Both the constitutional process and the profound reforms that the Boric government wants to undertake would be favored, according to this political analyst, by the agreement reached in Congress before the plebiscite of reduce the need for a majority in the current Constitution from 2/3 to 4/7a historic struggle that could finally materialize and that facilitates the reforms.
Does it strengthen the result to the right?
For Freire, this result “so overwhelming allows groups that are at the extremes to be more reluctant to the process”, although the majority of political parties consider Augusto Pinochet’s Constitution to be dead in life and understand this result as “a rejection of this more not to have a new Constitution”, says Freire.
The political scientist highlights “the discourse of the right at the end of the election”, which was favorable to a new constituent process “where availability to generate constitutional changes is verified.” Although, obviously, they have a stronger and “negotiable” position, not to avoid the process, but to negotiate the changes that will be included in it, which will limit their depth in issues such as pensions, police reform or others.

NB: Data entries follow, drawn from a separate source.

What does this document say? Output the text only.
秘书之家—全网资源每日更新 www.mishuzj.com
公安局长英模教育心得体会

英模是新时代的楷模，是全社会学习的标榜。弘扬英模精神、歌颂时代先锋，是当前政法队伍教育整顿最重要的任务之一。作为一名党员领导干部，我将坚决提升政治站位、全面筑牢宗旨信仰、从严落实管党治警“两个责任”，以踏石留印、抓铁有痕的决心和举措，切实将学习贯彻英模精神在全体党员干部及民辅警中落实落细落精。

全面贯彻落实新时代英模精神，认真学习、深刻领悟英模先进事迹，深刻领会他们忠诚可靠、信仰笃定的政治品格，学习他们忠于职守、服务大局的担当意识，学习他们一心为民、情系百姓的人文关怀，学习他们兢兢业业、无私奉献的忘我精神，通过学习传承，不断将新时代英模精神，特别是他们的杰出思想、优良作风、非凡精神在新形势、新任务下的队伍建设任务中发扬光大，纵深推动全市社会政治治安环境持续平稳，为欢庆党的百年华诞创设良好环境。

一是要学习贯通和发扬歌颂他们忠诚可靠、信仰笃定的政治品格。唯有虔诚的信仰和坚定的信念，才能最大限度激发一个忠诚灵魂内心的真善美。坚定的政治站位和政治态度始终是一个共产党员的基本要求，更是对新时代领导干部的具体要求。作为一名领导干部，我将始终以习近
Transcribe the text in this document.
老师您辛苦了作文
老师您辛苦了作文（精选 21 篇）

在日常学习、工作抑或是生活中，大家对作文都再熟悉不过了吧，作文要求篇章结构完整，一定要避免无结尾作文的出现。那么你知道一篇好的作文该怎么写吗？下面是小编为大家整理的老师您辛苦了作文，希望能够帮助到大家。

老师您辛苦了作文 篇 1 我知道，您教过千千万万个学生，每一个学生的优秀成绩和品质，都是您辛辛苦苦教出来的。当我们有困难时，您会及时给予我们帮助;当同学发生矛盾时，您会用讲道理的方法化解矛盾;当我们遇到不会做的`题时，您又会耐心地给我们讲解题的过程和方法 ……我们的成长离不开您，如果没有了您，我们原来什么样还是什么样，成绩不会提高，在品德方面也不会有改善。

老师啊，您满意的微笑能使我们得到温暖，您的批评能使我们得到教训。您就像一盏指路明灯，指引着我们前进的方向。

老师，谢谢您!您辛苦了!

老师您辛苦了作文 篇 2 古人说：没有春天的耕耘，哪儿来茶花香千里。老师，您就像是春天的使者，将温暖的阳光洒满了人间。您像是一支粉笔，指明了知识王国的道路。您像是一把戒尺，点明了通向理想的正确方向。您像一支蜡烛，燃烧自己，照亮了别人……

“It is a mistake to interpret this as an electoral victory for the right, it is not, it is a citizen victory. Believing that 62% of Chileans will vote for the right is absurd. In this instance, 62% aligned with an idea that is not necessarily linked to the right”, he is clear in pointing out. But there is a risk “that the right has the mirage of making that reading,” he indicates.
A much more complex reality than thinking that Chile has returned to the past of the moorings and legacy of a dictatorship that it has wanted to leave behind for a long time, although it has not yet agreed on how.